Episode Report Card Couch Baron: A- | 298 USERS: B+ YOU GRADE IT No Good Deed Goes Unsexed
By Couch Baron | Season 6 | Episode 11 | Aired on 2013.06.09
THIS SCENE. Benson appears in Pete's doorway and asks if they're going to lunch, but Pete seethes for him to get in there and close the door. Yes, sir! Pete barks that he asked for a nurse and Benson sent him a "rapist," to which Benson tells him in no uncertain terms to calm down and have a seat. He goes to Pete's bar and starts making them both a drink as Pete complains that Dot has the mind of a child, prompting Benson to point out that her story might not be completely reliable. Pete doesn't see it that way, though, so Benson tells him, a bit more pointedly, that he doesn't think Manolo's interests "turn that way." Pete grumbles about him being a "degenerate," and Benson inhales for a moment, looking like he's committing to a course of action, before sitting on the coffee table in front of Pete and ordering him to drink his cocktail down, after which Pete admits he feels better. Benson asks if Dot seemed happy and Pete has to confess that she did. From here, James Wolk makes a serious play for a guest actor Emmy as he steels himself by downing his own drink, donning a beatific smile, and launching into a Socratic speech about the possibility of falling in love with a person who takes care of you and would do anything for you. "If your well-being was his only thought, is it impossible that you might begin to feel something for him?"
Pete looks uncomprehending, so Benson goes on that if there's true love, it doesn't matter who it is -- and then lightly presses his knee into Pete's.
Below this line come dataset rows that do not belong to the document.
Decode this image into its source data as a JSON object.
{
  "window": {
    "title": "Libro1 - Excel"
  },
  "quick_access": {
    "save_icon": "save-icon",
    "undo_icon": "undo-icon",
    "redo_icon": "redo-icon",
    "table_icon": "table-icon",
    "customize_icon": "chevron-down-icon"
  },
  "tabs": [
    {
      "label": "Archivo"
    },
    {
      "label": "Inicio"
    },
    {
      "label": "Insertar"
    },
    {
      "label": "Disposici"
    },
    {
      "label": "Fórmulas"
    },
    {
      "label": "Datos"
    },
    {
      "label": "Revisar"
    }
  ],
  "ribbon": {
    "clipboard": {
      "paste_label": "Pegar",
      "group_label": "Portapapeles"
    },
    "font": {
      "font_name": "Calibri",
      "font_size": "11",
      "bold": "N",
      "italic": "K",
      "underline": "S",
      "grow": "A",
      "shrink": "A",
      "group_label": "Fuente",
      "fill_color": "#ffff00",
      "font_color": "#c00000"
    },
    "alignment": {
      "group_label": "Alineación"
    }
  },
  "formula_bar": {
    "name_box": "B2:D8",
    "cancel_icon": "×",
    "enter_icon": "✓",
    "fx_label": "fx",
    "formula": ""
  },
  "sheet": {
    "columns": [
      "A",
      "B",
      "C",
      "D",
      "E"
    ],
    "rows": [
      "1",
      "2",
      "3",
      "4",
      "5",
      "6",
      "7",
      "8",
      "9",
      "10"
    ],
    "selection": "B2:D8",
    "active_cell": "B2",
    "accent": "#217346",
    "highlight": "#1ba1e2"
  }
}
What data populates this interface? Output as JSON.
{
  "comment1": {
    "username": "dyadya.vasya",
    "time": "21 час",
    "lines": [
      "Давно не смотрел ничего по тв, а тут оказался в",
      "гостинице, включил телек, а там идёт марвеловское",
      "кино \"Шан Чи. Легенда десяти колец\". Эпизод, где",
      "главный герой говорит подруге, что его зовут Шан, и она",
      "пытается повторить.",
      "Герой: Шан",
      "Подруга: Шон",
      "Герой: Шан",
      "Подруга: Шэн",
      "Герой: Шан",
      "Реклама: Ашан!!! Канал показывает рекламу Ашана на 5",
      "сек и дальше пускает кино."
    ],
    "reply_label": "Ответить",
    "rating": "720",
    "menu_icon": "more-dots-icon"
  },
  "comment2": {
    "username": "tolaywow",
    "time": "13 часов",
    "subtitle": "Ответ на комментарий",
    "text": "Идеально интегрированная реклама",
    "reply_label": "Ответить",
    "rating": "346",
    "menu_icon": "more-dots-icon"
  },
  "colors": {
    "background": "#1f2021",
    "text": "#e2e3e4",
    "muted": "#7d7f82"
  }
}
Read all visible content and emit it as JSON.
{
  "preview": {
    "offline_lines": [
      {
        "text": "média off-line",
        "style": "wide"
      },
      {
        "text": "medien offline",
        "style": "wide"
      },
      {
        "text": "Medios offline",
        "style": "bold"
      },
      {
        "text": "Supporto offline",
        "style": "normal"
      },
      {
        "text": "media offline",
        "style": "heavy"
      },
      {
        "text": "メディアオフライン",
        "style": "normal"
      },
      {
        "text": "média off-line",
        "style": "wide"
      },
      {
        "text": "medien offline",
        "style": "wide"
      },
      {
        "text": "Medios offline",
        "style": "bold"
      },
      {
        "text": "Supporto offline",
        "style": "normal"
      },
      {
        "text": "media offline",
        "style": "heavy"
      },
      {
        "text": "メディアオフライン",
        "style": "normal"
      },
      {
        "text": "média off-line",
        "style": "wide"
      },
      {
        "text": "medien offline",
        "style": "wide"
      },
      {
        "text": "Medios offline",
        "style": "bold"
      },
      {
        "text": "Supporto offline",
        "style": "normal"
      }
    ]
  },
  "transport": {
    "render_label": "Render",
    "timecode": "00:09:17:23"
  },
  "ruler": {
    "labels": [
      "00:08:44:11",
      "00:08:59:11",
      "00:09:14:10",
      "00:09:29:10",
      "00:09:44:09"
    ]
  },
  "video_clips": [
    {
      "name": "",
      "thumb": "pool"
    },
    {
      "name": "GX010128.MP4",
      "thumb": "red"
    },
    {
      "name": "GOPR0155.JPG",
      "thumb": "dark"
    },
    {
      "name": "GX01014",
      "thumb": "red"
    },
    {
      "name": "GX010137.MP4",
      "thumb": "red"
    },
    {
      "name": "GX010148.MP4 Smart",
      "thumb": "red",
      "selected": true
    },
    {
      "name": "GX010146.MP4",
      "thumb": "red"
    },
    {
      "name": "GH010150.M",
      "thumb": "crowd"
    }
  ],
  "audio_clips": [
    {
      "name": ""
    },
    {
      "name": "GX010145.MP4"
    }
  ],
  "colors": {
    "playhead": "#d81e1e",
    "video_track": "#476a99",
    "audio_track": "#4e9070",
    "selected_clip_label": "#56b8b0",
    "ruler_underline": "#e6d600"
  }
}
Pete looks down, and then back up at Benson, and there's a second where it seems like Pete might smile, but his face eventually -- the moment is allowed to unfold -- reverts to the sour expression his mother knows so well as he pulls his knee away and says he'll give Manolo a month's pay. "And tell him it's disgusting." Clever of both the show and Pete to use Manolo as the surrogate object of Pete's scorn; it means he can reserve actual judgment on Benson. Benson holds his vulnerable, pleading expression for a moment longer, but then is back to his normal chipper, somewhat ersatz self as he tells Pete of course! No problem! When he turns to walk out, though, his smile appears more frozen than it was, so he's got to be worried about his job. Pete, for his part, looks upset, though I read it as more of a "why did he pick me" face than general disgust with homosexuality. I mean, Pete went to boarding school, right? Great work by both actors, but like I said, this is Wolk's Emmy-reel moment.